In spring 2009, the project received $10,000 from a special state legislative appropriation designated for rural revitalization and $1,000 from the New Mexico State Parks Outdoor Education Program, said James Holloway, Public Education Department assistant secretary, Rural Education Division, who was instrumental in getting the funds allocated for the traditional Zuni agriculture revitalization project.

“This project is connected to the New Mexico Rural Revitalization Initiative, a larger effort we have in 27 school districts that are engaged in some type of improvement activities that we call ‘revitalization,’ and we work closely with NMSU Extension, and Dr.

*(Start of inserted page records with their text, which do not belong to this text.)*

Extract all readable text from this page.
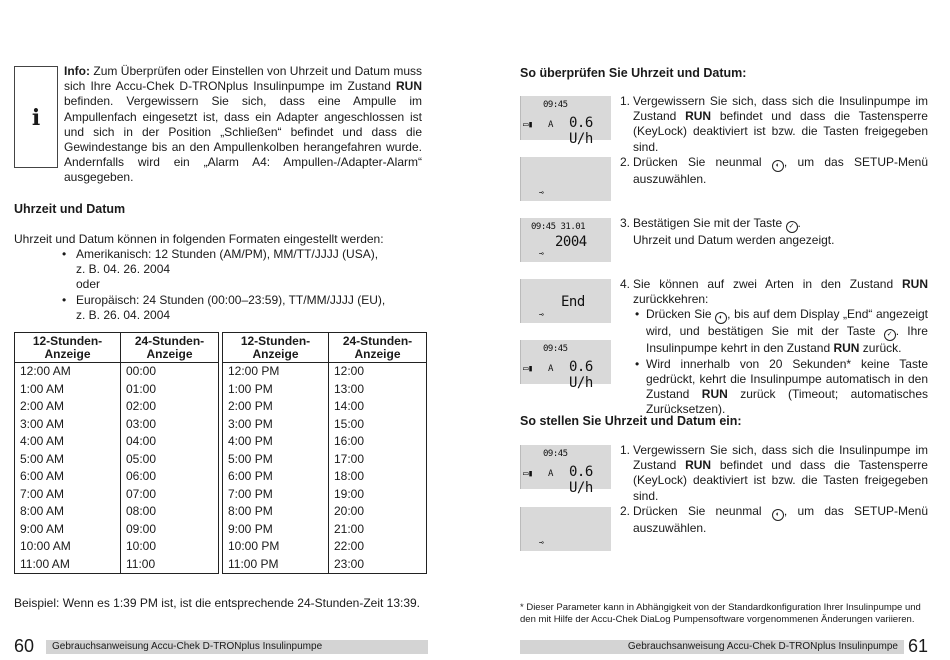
i
Info: Zum Überprüfen oder Einstellen von Uhrzeit und Datum muss sich Ihre Accu-Chek D-TRONplus Insulinpumpe im Zustand RUN befinden. Vergewissern Sie sich, dass eine Ampulle im Ampullenfach eingesetzt ist, dass ein Adapter angeschlossen ist und sich in der Position „Schließen“ befindet und dass die Gewindestange bis an den Ampullenkolben herangefahren wurde. Andernfalls wird ein „Alarm A4: Ampullen-/Adapter-Alarm“ ausgegeben.
Uhrzeit und Datum
Uhrzeit und Datum können in folgenden Formaten eingestellt werden:
• Amerikanisch: 12 Stunden (AM/PM), MM/TT/JJJJ (USA),
z. B. 04. 26. 2004
oder
• Europäisch: 24 Stunden (00:00–23:59), TT/MM/JJJJ (EU),
z. B. 26. 04. 2004
12-Stunden-Anzeige	24-Stunden-Anzeige
12:00 AM	00:00
1:00 AM	01:00
2:00 AM	02:00
3:00 AM	03:00
4:00 AM	04:00
5:00 AM	05:00
6:00 AM	06:00
7:00 AM	07:00
8:00 AM	08:00
9:00 AM	09:00
10:00 AM	10:00
11:00 AM	11:00
12-Stunden-Anzeige	24-Stunden-Anzeige
12:00 PM	12:00
1:00 PM	13:00
2:00 PM	14:00
3:00 PM	15:00
4:00 PM	16:00
5:00 PM	17:00
6:00 PM	18:00
7:00 PM	19:00
8:00 PM	20:00
9:00 PM	21:00
10:00 PM	22:00
11:00 PM	23:00
Beispiel: Wenn es 1:39 PM ist, ist die entsprechende 24-Stunden-Zeit 13:39.
60	Gebrauchsanweisung Accu-Chek D-TRONplus Insulinpumpe
So überprüfen Sie Uhrzeit und Datum:
09:45
▭▮ A 0.6 U/h
⊸
09:45 31.01
2004
⊸
End
⊸
09:45
▭▮ A 0.6 U/h
1. Vergewissern Sie sich, dass sich die Insulinpumpe im Zustand RUN befindet und dass die Tastensperre (KeyLock) deaktiviert ist bzw. die Tasten freigegeben sind.
2. Drücken Sie neunmal ◐ , um das SETUP-Menü auszuwählen.
3. Bestätigen Sie mit der Taste ✓ .
Uhrzeit und Datum werden angezeigt.
4. Sie können auf zwei Arten in den Zustand RUN zurückkehren:
• Drücken Sie ◐ , bis auf dem Display „End“ angezeigt wird, und bestätigen Sie mit der Taste ✓ . Ihre Insulinpumpe kehrt in den Zustand RUN zurück.
• Wird innerhalb von 20 Sekunden* keine Taste gedrückt, kehrt die Insulinpumpe automatisch in den Zustand RUN zurück (Timeout; automatisches Zurücksetzen).
So stellen Sie Uhrzeit und Datum ein:
09:45
▭▮ A 0.6 U/h
⊸
1. Vergewissern Sie sich, dass sich die Insulinpumpe im Zustand RUN befindet und dass die Tastensperre (KeyLock) deaktiviert ist bzw. die Tasten freigegeben sind.
2. Drücken Sie neunmal ◐ , um das SETUP-Menü auszuwählen.
* Dieser Parameter kann in Abhängigkeit von der Standardkonfiguration Ihrer Insulinpumpe und den mit Hilfe der Accu-Chek DiaLog Pumpensoftware vorgenommenen Änderungen variieren.
Gebrauchsanweisung Accu-Chek D-TRONplus Insulinpumpe 61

Michael Patrick in particular, on these projects,” Holloway explained.

“The projects do three things: revitalize interest in school-community partnerships, help instill pride and citizenship among students who get to give back to their communities, and they provide entrepreneurial activities that students might be able to make a living with some day,” he said.

“Each community decides what they want to do. We felt the Zuni traditional ag project met the Rural Revitalization Initiative’s requirements,” he said.

“And they are getting the parents involved. Here you have an opportunity for kids and adults in a community to work together to bring back cultural practices that have been gone for a hundred years,” Holloway explained.

“You’ve got agriculture, you’ve got Zuni history, you’ve got all those skills taught in the classroom, and they all come together in those little garden plots in the ground, in the waffle gardens at the schools in Zuni.

“We just felt that if we could help those kids, that would be a good thing,” he said.

And on Wednesday, a grateful Becker, with a contingent of his Zuni High School horticulture class students, traveled to Santa Fe to personally thank Holloway and the Rural Education Division for their financial support and for the help provided by Brenda Lyle-Gray, Rural Education Bureau education administrator, who works closely with students in the Zuni schools on this and other projects.

As a gesture of their gratitude, the students presented Holloway and his staff with produce from the horticulture class waffle gardens, arranged in student-made, traditional Zuni pottery pieces, along with jars of honey collected from the class beehives.

“Going to Santa Fe to thank Dr. Holloway and his department was really important for us to do. It was a great experience,” said Samantha Tsatie, Zuni High School horticulture student.

At the state fair, the class won first place for their comb honey entry and their green onion entry. They won third place for their junior garden display and for their filtered honey entry.

“I think the entire community of Zuni will be proud of what our students have achieved,” Becker said. “Winning at the state fair in our first year demonstrates that we can put out a quality product, not just any product. We’ll be back next year and will be entering in more categories.”

Becker plans for the horticulture course to be completely self-funding with revenue from the class’s beehives, which, with the addition of more hives in the coming year, are expected to bring in as much as $5,000 a year.

The Zuni High School horticulture class state fair entries can be seen in the agricultural products entry section of the Agriculture Building at the New Mexico State Fair through Sept. 27.